Muslims sell slaves in Islamic schools
Holding a rusty begging tin that is the trademark of the “talibes” — students at Senegal’s Koranic schools — Balde says he must take back money or face a beating from his religious teacher, or marabout.
“I must bring back 500 francs, about $0.90, every day to my master or face punishment,” says the tiny boy, who travels from his squalid daara, or religious school, in the distant suburb of Thiaroye to beg all day in the city center.
Balde is one of an estimated 100,000 children begging on the streets of Senegal — about 1 percent of the population, according to U.N. officials — most of them sent out by their religious teachers...
...Now, the booming industry has become so successful that children are smuggled from neighboring Mali, Gambia or Mauritania to beg in Dakar, U.N. child agency UNICEF said. Balde was separated from his parents in Guinea Bissau.
The child slave trade isn't limited to begging, although in Senegal forcing children to beg on the streets has become a mafia-style racket that brings in hefty profits for Islamic leaders. Children are sold into other types of slavery as well. They go to labor camps, mines, lumber mills, and docks. Many are sold into sex slavery. NY Times, Africa’s World of Forced Labor, in a 6-Year-Old’s Eyes:
Mark Kwadwo is 6 years old. About 30 pounds, dressed in a pair of blue and red underpants and a Little Mermaid T-shirt, he looks more like an oversized toddler than a boat hand. He is too little to understand why he has wound up in this fishing village, a two-day trek from his home.

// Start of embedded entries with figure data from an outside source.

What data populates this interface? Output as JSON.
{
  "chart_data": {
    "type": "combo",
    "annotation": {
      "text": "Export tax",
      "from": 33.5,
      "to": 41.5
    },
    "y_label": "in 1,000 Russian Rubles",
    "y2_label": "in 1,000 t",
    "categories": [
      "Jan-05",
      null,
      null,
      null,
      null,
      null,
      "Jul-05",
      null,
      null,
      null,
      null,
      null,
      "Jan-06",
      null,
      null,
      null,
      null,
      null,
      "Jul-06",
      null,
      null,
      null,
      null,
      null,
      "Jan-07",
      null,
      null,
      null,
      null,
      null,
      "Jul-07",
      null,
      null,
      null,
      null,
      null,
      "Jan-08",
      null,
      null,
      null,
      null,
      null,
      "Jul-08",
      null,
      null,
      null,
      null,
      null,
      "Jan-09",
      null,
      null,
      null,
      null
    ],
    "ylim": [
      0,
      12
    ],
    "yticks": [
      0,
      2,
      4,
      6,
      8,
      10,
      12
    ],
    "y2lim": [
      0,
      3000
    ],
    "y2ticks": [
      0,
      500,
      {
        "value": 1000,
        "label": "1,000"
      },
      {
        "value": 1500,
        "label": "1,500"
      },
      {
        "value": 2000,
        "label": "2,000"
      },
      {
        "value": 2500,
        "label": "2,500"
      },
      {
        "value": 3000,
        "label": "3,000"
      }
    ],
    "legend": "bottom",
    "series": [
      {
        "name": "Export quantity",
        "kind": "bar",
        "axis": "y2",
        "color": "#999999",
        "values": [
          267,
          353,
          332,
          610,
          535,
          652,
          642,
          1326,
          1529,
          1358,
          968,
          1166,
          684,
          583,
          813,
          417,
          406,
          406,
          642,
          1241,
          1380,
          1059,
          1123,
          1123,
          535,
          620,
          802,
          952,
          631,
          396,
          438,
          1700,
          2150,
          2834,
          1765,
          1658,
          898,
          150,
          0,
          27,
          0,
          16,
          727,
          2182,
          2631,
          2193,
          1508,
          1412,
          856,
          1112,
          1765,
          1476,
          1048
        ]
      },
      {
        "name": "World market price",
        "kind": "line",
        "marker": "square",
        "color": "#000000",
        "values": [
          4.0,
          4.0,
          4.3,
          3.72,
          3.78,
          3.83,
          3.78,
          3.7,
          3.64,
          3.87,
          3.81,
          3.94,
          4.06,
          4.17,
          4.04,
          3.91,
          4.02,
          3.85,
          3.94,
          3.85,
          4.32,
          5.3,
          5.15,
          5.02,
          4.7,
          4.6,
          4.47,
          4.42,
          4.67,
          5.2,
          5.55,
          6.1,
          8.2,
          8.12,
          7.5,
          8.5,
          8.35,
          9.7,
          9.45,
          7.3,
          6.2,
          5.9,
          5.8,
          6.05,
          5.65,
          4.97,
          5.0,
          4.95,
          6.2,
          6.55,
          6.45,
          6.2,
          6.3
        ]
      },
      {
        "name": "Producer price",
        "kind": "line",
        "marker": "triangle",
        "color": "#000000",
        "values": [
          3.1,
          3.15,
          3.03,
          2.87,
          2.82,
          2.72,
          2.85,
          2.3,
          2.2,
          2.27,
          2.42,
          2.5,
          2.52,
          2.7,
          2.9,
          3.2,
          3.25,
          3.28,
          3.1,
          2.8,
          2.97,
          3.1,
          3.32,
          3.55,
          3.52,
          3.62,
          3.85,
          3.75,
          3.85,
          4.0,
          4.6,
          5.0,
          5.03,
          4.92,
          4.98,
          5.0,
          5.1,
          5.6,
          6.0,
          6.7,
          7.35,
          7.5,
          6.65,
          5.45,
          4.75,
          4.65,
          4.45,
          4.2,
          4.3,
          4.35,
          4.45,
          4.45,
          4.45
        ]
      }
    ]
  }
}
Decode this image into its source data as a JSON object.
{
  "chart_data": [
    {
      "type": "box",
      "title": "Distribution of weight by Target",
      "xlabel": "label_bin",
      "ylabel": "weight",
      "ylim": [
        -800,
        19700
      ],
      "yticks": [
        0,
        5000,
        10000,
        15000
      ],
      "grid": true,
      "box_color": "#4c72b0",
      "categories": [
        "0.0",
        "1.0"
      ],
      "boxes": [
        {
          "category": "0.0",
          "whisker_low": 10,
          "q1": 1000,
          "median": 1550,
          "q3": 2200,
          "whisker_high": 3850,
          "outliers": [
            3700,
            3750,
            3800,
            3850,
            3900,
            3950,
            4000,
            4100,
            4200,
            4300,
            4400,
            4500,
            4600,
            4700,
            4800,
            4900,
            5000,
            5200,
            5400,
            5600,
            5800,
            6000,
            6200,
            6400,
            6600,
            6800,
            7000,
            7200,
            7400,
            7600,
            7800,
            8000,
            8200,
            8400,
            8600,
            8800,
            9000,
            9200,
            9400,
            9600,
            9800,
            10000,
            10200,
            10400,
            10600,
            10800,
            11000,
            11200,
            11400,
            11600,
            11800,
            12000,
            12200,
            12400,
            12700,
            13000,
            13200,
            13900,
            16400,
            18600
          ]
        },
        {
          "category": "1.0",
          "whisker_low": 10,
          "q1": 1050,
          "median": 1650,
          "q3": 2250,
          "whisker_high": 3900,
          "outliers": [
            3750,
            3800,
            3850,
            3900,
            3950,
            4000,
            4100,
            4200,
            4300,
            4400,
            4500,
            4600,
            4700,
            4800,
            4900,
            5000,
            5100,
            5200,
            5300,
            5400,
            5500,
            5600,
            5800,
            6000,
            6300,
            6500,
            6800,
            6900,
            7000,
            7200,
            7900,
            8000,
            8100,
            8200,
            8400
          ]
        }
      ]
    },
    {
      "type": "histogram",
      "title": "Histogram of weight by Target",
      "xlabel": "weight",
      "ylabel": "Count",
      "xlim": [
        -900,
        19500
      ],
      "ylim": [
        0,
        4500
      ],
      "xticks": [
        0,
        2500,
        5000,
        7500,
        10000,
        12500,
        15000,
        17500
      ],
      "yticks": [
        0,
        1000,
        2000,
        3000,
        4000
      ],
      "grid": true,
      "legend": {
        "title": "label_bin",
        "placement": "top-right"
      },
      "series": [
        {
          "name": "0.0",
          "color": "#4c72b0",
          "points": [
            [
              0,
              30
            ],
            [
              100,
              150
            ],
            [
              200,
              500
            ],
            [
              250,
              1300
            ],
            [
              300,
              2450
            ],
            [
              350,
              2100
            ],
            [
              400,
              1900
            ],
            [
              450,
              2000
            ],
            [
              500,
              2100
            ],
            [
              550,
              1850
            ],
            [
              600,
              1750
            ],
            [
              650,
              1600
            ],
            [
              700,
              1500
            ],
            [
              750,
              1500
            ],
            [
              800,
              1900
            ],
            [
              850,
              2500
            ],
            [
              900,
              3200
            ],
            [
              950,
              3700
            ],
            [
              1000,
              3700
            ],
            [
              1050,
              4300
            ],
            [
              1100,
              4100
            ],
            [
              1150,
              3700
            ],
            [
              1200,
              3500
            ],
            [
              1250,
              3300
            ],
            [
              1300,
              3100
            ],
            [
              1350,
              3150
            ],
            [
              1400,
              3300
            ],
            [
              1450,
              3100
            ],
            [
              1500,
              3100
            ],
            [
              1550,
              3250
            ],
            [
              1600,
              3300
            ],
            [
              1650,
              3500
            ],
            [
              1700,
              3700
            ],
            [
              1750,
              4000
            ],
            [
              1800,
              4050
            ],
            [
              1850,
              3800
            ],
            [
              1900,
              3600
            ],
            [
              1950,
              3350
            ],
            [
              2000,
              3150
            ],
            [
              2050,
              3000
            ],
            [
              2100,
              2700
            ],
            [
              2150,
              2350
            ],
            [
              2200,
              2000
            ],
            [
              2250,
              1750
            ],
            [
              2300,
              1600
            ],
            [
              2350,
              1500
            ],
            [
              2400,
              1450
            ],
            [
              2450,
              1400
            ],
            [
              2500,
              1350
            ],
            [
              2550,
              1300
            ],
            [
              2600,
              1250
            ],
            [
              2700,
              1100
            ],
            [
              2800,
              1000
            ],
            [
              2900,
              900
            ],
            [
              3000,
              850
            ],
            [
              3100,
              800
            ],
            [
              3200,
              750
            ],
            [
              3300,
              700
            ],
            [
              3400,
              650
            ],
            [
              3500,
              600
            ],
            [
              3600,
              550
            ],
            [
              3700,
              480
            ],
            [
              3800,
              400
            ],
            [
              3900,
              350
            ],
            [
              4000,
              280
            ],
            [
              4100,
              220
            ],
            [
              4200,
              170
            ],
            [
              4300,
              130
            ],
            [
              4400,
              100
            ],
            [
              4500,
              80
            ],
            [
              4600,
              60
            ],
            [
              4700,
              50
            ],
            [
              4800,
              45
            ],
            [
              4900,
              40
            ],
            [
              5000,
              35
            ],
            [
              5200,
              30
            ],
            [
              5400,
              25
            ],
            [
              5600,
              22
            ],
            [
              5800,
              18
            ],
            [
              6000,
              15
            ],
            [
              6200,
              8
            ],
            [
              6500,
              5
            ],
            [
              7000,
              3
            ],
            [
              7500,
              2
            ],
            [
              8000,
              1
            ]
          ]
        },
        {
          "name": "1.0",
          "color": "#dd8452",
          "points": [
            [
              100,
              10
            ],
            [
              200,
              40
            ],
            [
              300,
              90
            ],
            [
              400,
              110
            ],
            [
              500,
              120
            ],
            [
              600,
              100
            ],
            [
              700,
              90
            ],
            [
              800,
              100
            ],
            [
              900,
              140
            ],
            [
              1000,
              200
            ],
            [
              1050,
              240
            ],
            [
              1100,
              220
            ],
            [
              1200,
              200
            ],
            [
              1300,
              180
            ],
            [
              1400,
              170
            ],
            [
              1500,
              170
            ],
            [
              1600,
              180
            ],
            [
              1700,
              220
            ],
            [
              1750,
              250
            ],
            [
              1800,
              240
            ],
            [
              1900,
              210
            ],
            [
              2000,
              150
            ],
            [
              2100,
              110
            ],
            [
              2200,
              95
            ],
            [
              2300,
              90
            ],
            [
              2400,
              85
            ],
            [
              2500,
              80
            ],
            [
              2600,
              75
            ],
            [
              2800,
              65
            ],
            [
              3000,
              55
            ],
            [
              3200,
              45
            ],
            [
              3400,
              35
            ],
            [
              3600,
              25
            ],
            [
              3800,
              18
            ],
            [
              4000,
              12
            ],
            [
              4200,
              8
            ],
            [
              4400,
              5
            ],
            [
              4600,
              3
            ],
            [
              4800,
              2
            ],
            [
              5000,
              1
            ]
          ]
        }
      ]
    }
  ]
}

But the three older boys who work with him know why. Like Mark, they are indentured servants, leased by their parents to Mr. Takyi for as little as $20 a year.
Until their servitude ends in three or four years, they are as trapped as the fish in their nets, forced to work up to 14 hours a day, seven days a week, in a trade that even adult fishermen here call punishing and, at times, dangerous.
Mr. Takyi’s boys — conscripts in a miniature labor camp, deprived of schooling, basic necessities and freedom — are part of a vast traffic in children that supports West and Central African fisheries, quarries, cocoa and rice plantations and street markets. The girls are domestic servants, bread bakers, prostitutes. The boys are field workers, cart pushers, scavengers in abandoned gem and gold mines...
...The International Labor Organization, a United Nations agency, estimates that 1.2 million are sold into servitude every year in an illicit trade that generates as much as $10 billion annually.
Africa’s children, the world’s poorest, account for roughly one-sixth of the trade, according to the labor organization. Data is notoriously scarce, but it suggests victimization of African children on a huge scale.